After putting the two pieces back together using the cap screws, the piece was center drilled at the
location of centerline for the bore for the crank pin. At that point, I realized I didn't have a 5/16 reamer
to finish the job in the mill, so while it was still in the mill vise I drilled a small hole clear through. Then to
the lathe I go.
The piece was mounted using a piece of tool steel between it and the face of the chuck to keep it
square, then the tool steel was removed. Note the pieces of paper wrapped around the brass piece. I
don't want marks in these soft brass bits. I centered it by eye close as I could, then dialed it in with the
old Gem held in the tool post. I like this type of DTI, and prefer them to my other DTI's. They're pretty
darn reliable, the point is easy to reposition, and though they only operate in one direction at a time,
you can switch directions with a flick of the lever on the (other) side of the body.
Then the piece is bored for .312" plus a smidge, for a close running fit on the crank pin.

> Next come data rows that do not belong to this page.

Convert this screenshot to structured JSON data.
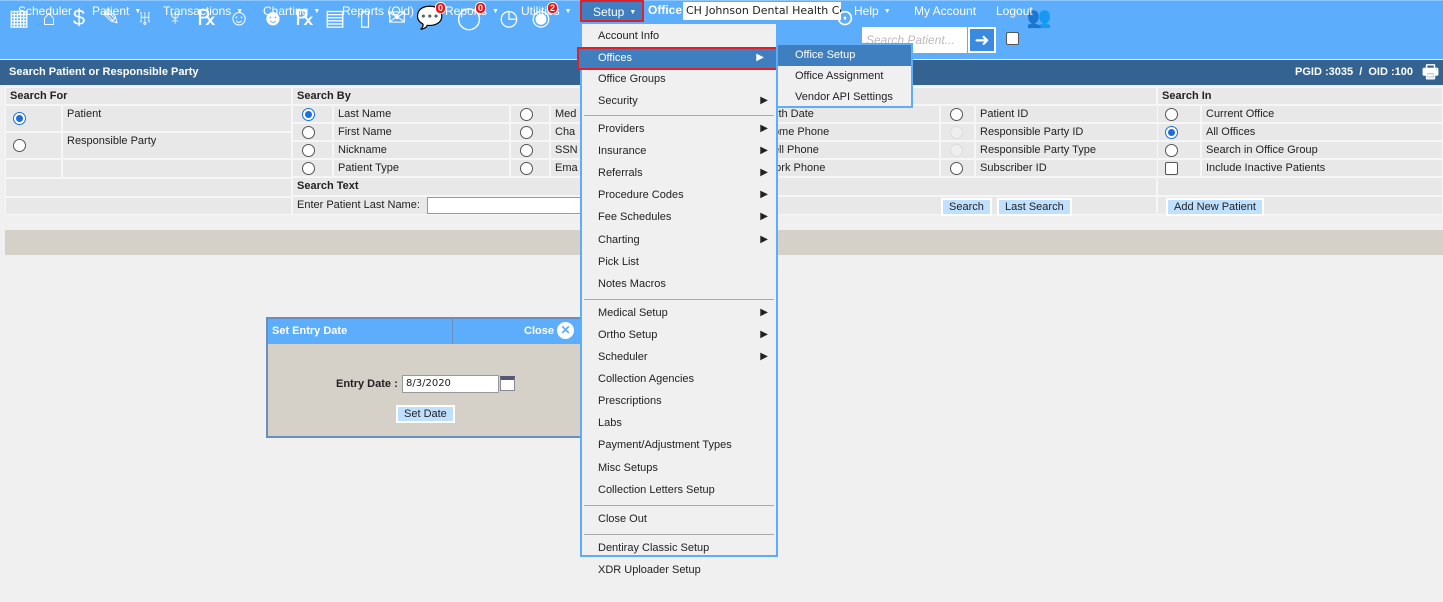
{
  "nav": {
    "items": [
      {
        "label": "Scheduler",
        "caret": false
      },
      {
        "label": "Patient",
        "caret": true
      },
      {
        "label": "Transactions",
        "caret": true
      },
      {
        "label": "Charting",
        "caret": true
      },
      {
        "label": "Reports (Old)",
        "caret": true
      },
      {
        "label": "Reports",
        "caret": true
      },
      {
        "label": "Utilities",
        "caret": true
      }
    ],
    "setup": "Setup",
    "office_label": "Office",
    "office_value": "CH Johnson Dental Health Ce",
    "right": [
      {
        "label": "Help",
        "caret": true
      },
      {
        "label": "My Account",
        "caret": false
      },
      {
        "label": "Logout",
        "caret": false
      }
    ]
  },
  "toolbar": {
    "icons": [
      "calendar-icon",
      "home-icon",
      "transfer-money-icon",
      "edit-list-icon",
      "tooth-icon",
      "tooth-root-icon",
      "treatment-icon",
      "add-user-icon",
      "add-family-icon",
      "prescription-icon",
      "notepad-icon",
      "print-doc-icon",
      "mail-icon",
      "chat-icon",
      "message-icon",
      "clock-icon",
      "global-users-icon"
    ],
    "chat_badge": "0",
    "message_badge": "0",
    "users_badge": "2",
    "search_placeholder": "Search Patient..."
  },
  "header": {
    "title": "Search Patient or Responsible Party",
    "ids": "PGID :3035  /  OID :100"
  },
  "search_for": {
    "heading": "Search For",
    "options": [
      {
        "label": "Patient",
        "checked": true
      },
      {
        "label": "Responsible Party",
        "checked": false
      }
    ]
  },
  "search_by": {
    "heading": "Search By",
    "col1": [
      {
        "label": "Last Name",
        "checked": true
      },
      {
        "label": "First Name"
      },
      {
        "label": "Nickname"
      },
      {
        "label": "Patient Type"
      }
    ],
    "col2": [
      {
        "label": "Med"
      },
      {
        "label": "Cha"
      },
      {
        "label": "SSN"
      },
      {
        "label": "Ema"
      }
    ],
    "col3": [
      {
        "label": "Birth Date"
      },
      {
        "label": "Home Phone"
      },
      {
        "label": "Cell Phone"
      },
      {
        "label": "Work Phone"
      }
    ],
    "col4": [
      {
        "label": "Patient ID"
      },
      {
        "label": "Responsible Party ID",
        "disabled": true
      },
      {
        "label": "Responsible Party Type",
        "disabled": true
      },
      {
        "label": "Subscriber ID"
      }
    ],
    "text_heading": "Search Text",
    "text_label": "Enter Patient Last Name:",
    "text_value": "",
    "search_btn": "Search",
    "last_search_btn": "Last Search"
  },
  "search_in": {
    "heading": "Search In",
    "options": [
      {
        "label": "Current Office",
        "checked": false
      },
      {
        "label": "All Offices",
        "checked": true
      },
      {
        "label": "Search in Office Group",
        "checked": false
      }
    ],
    "inactive": "Include Inactive Patients",
    "inactive_checked": false,
    "add_btn": "Add New Patient"
  },
  "dialog": {
    "title": "Set Entry Date",
    "close": "Close",
    "date_label": "Entry Date :",
    "date_value": "8/3/2020",
    "set_btn": "Set Date"
  },
  "setup_menu": [
    {
      "label": "Account Info"
    },
    {
      "label": "Offices",
      "sub": true,
      "selected": true
    },
    {
      "label": "Office Groups"
    },
    {
      "label": "Security",
      "sub": true
    },
    {
      "sep": true
    },
    {
      "label": "Providers",
      "sub": true
    },
    {
      "label": "Insurance",
      "sub": true
    },
    {
      "label": "Referrals",
      "sub": true
    },
    {
      "label": "Procedure Codes",
      "sub": true
    },
    {
      "label": "Fee Schedules",
      "sub": true
    },
    {
      "label": "Charting",
      "sub": true
    },
    {
      "label": "Pick List"
    },
    {
      "label": "Notes Macros"
    },
    {
      "sep": true
    },
    {
      "label": "Medical Setup",
      "sub": true
    },
    {
      "label": "Ortho Setup",
      "sub": true
    },
    {
      "label": "Scheduler",
      "sub": true
    },
    {
      "label": "Collection Agencies"
    },
    {
      "label": "Prescriptions"
    },
    {
      "label": "Labs"
    },
    {
      "label": "Payment/Adjustment Types"
    },
    {
      "label": "Misc Setups"
    },
    {
      "label": "Collection Letters Setup"
    },
    {
      "sep": true
    },
    {
      "label": "Close Out"
    },
    {
      "sep": true
    },
    {
      "label": "Dentiray Classic Setup"
    },
    {
      "label": "XDR Uploader Setup"
    }
  ],
  "offices_submenu": [
    {
      "label": "Office Setup",
      "selected": true
    },
    {
      "label": "Office Assignment"
    },
    {
      "label": "Vendor API Settings"
    }
  ],
  "colors": {
    "nav": "#5cadfb",
    "header": "#346392",
    "highlight": "#3f7fc0",
    "outline": "#e0202a"
  }
}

A "smidge", by the way, is different for different sizes of running fits. Machinery Handbook has a section
on them, I believe.
The last step I'll show is cutting the relief on the sides. Simple turning job. I used a 5/16 piece of drill
bit as an arbor, with a couple of snips of paper squeezed between the work piece and the arbor to
make it tight. If the pieces of paper aren't used, the piece will simply spin on the arbor, since it is the
same size as the crank pin, and is a running fit in the work piece. An oil cup has to be made for this, but
I won't show it here since I already showed the same things being made for the main bearings earlier in
this thread.
That's it for today. I know it's a lot of pictures for such a little thing, but I figured a few folks might
want to see it.
'Til the next part, thanks for having a look.